Добавить в цитаты Настройки чтения

Страница 4 из 8



– К сожалению, про половину из наших нужно говорить уже в прошедшем времени, – мрачно сообщил Горчилин.

– Я вас не совсем понял.

– Именно поэтому я к вам и пришел. Боюсь, что исчезнувший Саламбек, который получил самое серьезное ранение и почти полтора года провалялся в госпиталях и больницах, решил мстить своим бывшим товарищам.

– Почему вы так считаете?

– Он исчез, и на все наши запросы нам отвечают, что он пропал без вести, – сообщил Горчилин. – Но самое неприятное даже не это. Первым погиб Феликс Гордицкий.
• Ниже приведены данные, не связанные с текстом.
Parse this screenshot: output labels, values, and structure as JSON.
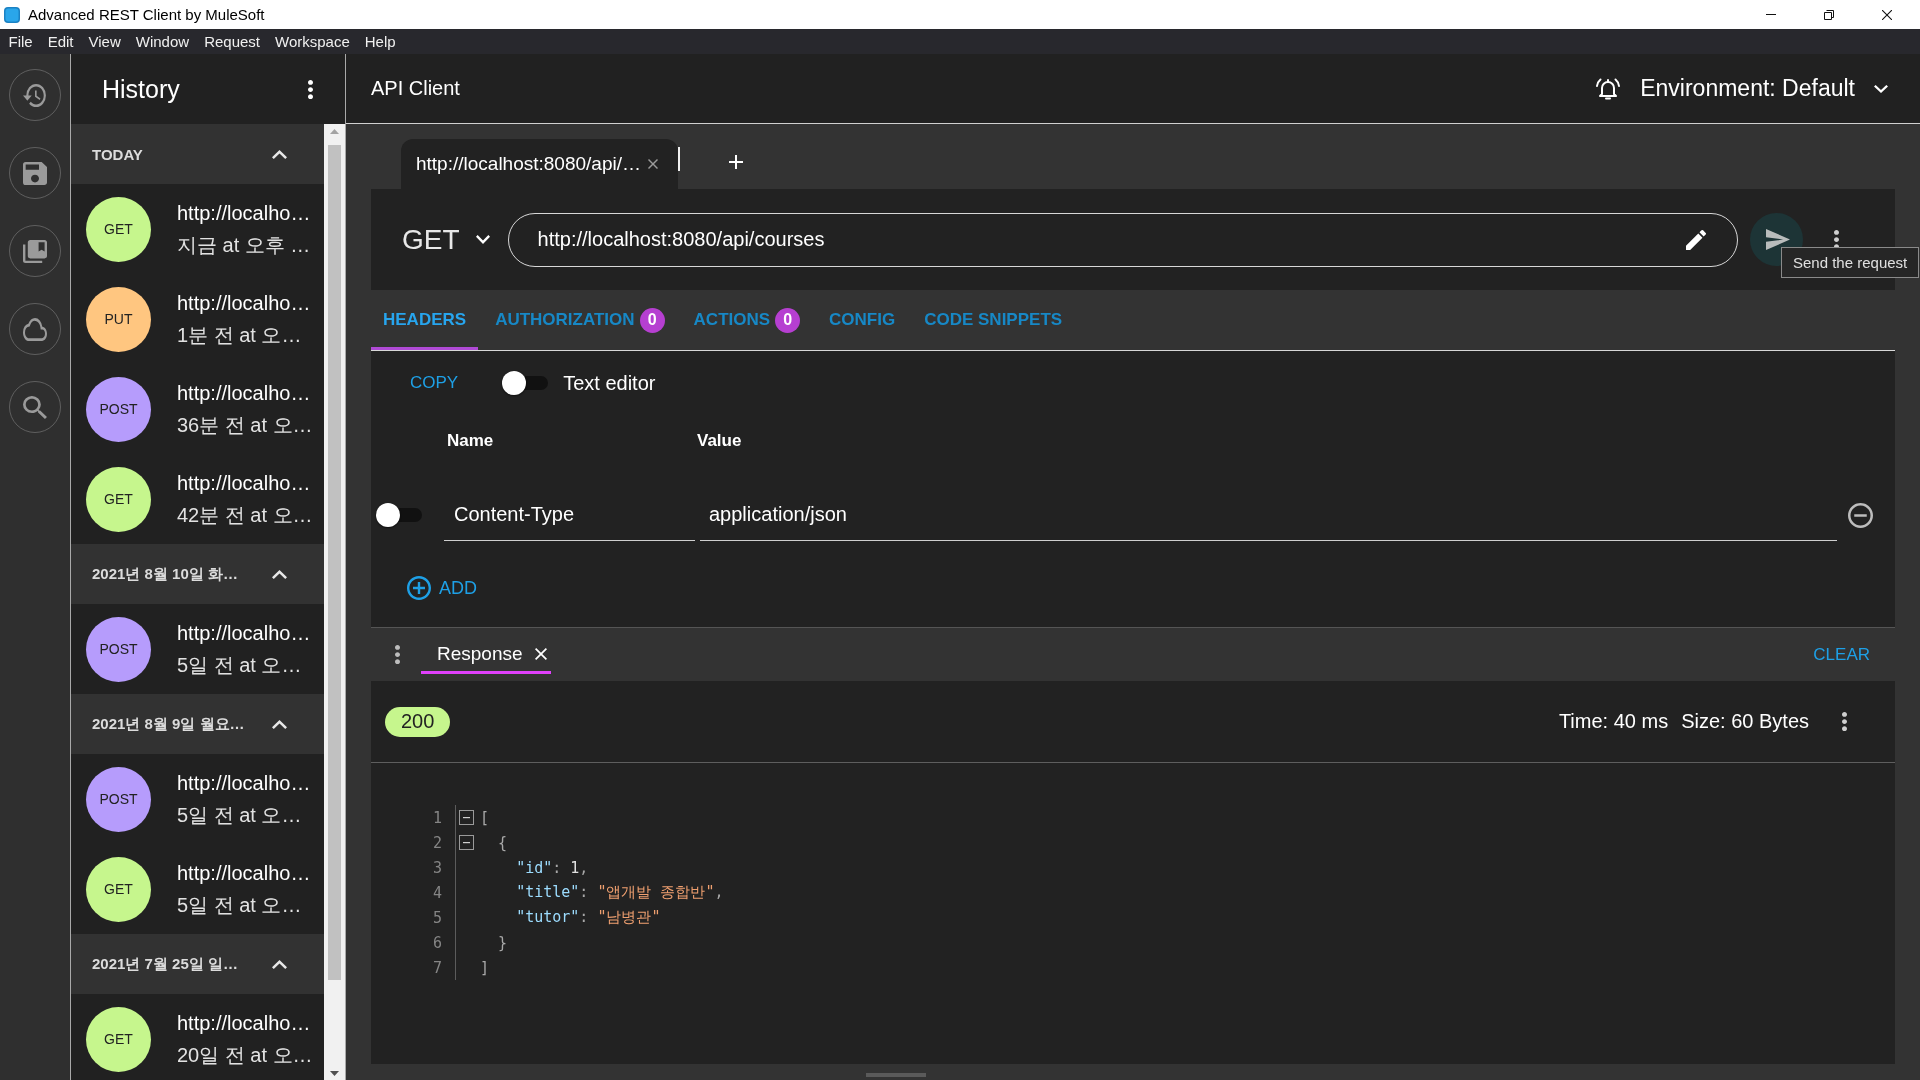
{
  "window": {
    "title": "Advanced REST Client by MuleSoft"
  },
  "menu": [
    "File",
    "Edit",
    "View",
    "Window",
    "Request",
    "Workspace",
    "Help"
  ],
  "history": {
    "title": "History",
    "sections": [
      {
        "label": "TODAY",
        "expanded": true,
        "items": [
          {
            "method": "GET",
            "color": "#c6f68d",
            "url": "http://localho…",
            "time": "지금 at 오후 …"
          },
          {
            "method": "PUT",
            "color": "#ffc680",
            "url": "http://localho…",
            "time": "1분 전 at 오…"
          },
          {
            "method": "POST",
            "color": "#b69cfc",
            "url": "http://localho…",
            "time": "36분 전 at 오…"
          },
          {
            "method": "GET",
            "color": "#c6f68d",
            "url": "http://localho…",
            "time": "42분 전 at 오…"
          }
        ]
      },
      {
        "label": "2021년 8월 10일 화…",
        "expanded": true,
        "items": [
          {
            "method": "POST",
            "color": "#b69cfc",
            "url": "http://localho…",
            "time": "5일 전 at 오…"
          }
        ]
      },
      {
        "label": "2021년 8월 9일 월요…",
        "expanded": true,
        "items": [
          {
            "method": "POST",
            "color": "#b69cfc",
            "url": "http://localho…",
            "time": "5일 전 at 오…"
          },
          {
            "method": "GET",
            "color": "#c6f68d",
            "url": "http://localho…",
            "time": "5일 전 at 오…"
          }
        ]
      },
      {
        "label": "2021년 7월 25일 일…",
        "expanded": true,
        "items": [
          {
            "method": "GET",
            "color": "#c6f68d",
            "url": "http://localho…",
            "time": "20일 전 at 오…"
          }
        ]
      }
    ]
  },
  "header": {
    "title": "API Client",
    "environment": "Environment: Default"
  },
  "request_tabs": [
    {
      "label": "http://localhost:8080/api/…",
      "selected": true
    }
  ],
  "request": {
    "method": "GET",
    "url": "http://localhost:8080/api/courses",
    "tooltip": "Send the request"
  },
  "editor_tabs": [
    {
      "label": "HEADERS",
      "selected": true
    },
    {
      "label": "AUTHORIZATION",
      "badge": "0",
      "selected": false
    },
    {
      "label": "ACTIONS",
      "badge": "0",
      "selected": false
    },
    {
      "label": "CONFIG",
      "selected": false
    },
    {
      "label": "CODE SNIPPETS",
      "selected": false
    }
  ],
  "headers_editor": {
    "copy": "COPY",
    "text_editor": {
      "label": "Text editor",
      "on": false
    },
    "columns": [
      "Name",
      "Value"
    ],
    "rows": [
      {
        "enabled": false,
        "name": "Content-Type",
        "value": "application/json"
      }
    ],
    "add": "ADD"
  },
  "response": {
    "tabs": [
      {
        "label": "Response",
        "selected": true
      }
    ],
    "clear": "CLEAR",
    "status": "200",
    "time": "Time: 40 ms",
    "size": "Size: 60 Bytes",
    "lines": [
      {
        "number": "1",
        "foldable": true,
        "tokens": [
          {
            "kind": "punct",
            "text": "["
          }
        ]
      },
      {
        "number": "2",
        "foldable": true,
        "tokens": [
          {
            "kind": "punct",
            "text": "  {"
          }
        ]
      },
      {
        "number": "3",
        "foldable": false,
        "tokens": [
          {
            "kind": "key",
            "text": "    \"id\""
          },
          {
            "kind": "punct",
            "text": ": "
          },
          {
            "kind": "number",
            "text": "1"
          },
          {
            "kind": "punct",
            "text": ","
          }
        ]
      },
      {
        "number": "4",
        "foldable": false,
        "tokens": [
          {
            "kind": "key",
            "text": "    \"title\""
          },
          {
            "kind": "punct",
            "text": ": "
          },
          {
            "kind": "string",
            "text": "\"앱개발 종합반\""
          },
          {
            "kind": "punct",
            "text": ","
          }
        ]
      },
      {
        "number": "5",
        "foldable": false,
        "tokens": [
          {
            "kind": "key",
            "text": "    \"tutor\""
          },
          {
            "kind": "punct",
            "text": ": "
          },
          {
            "kind": "string",
            "text": "\"남병관\""
          }
        ]
      },
      {
        "number": "6",
        "foldable": false,
        "tokens": [
          {
            "kind": "punct",
            "text": "  }"
          }
        ]
      },
      {
        "number": "7",
        "foldable": false,
        "tokens": [
          {
            "kind": "punct",
            "text": "]"
          }
        ]
      }
    ]
  }
}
Его автомобиль взорвали прямо у здания исполкома, когда он уселся в машину, чтобы в перерыве поехать домой. Самое страшное, что машину взорвали вместе с водителем. Для спокойного белорусского Витебска такое преступление было просто неслыханным делом. У них такого никогда не было. Милиция, прокуратура, местный КГБ – у них там еще остался свой КГБ – подняли все на ноги, перетряхнули всех местных криминальных авторитетов, но ничего не нашли. У Феликса и врагов-то никаких не было и не могло быть. Но тем не менее его убили. Я был на похоронах и слышал, как недоумевали сотрудники милиции и прокуратуры, не понимавшие, кому и зачем понадобилось устраивать в тихом Витебске такой зверский кровожадный акт. Они возбудили уголовное дело по статье «Терроризм», так мне говорил их следователь.

– И вы решили, что взрыв каким-то образом связан с этими бриллиантами?

– Сначала нет. Но примерно через месяц убили Ахмета Эльгарова. Точнее, через три недели. Я тоже поехал на его похороны. Неизвестный убийца ждал его в подъезде. И вы знаете, что самое поразительное? Что у полковника была своя охрана, и он, войдя в подъезд, узнал человека, который там его ждал, и поэтому отпустил обоих сотрудников своего управления. Они беседовали с неизвестным убийцей минут двадцать, а потом убийца сделал три выстрела. И исчез. Полковника нашли уже мертвым в подъезде. Теперь я не сомневался, что это кто-то из наших. Эльгаров был не наивный доверчивый мальчик и не обычный прохожий. Он не стал бы отпускать свою охрану, если бы почувствовал, что ему грозит какая-то опасность. И он был вооружен, но не достал своего оружия, а убийца даже не попытался это оружие похитить. Теперь я уже не сомневался, что это был Саламбек.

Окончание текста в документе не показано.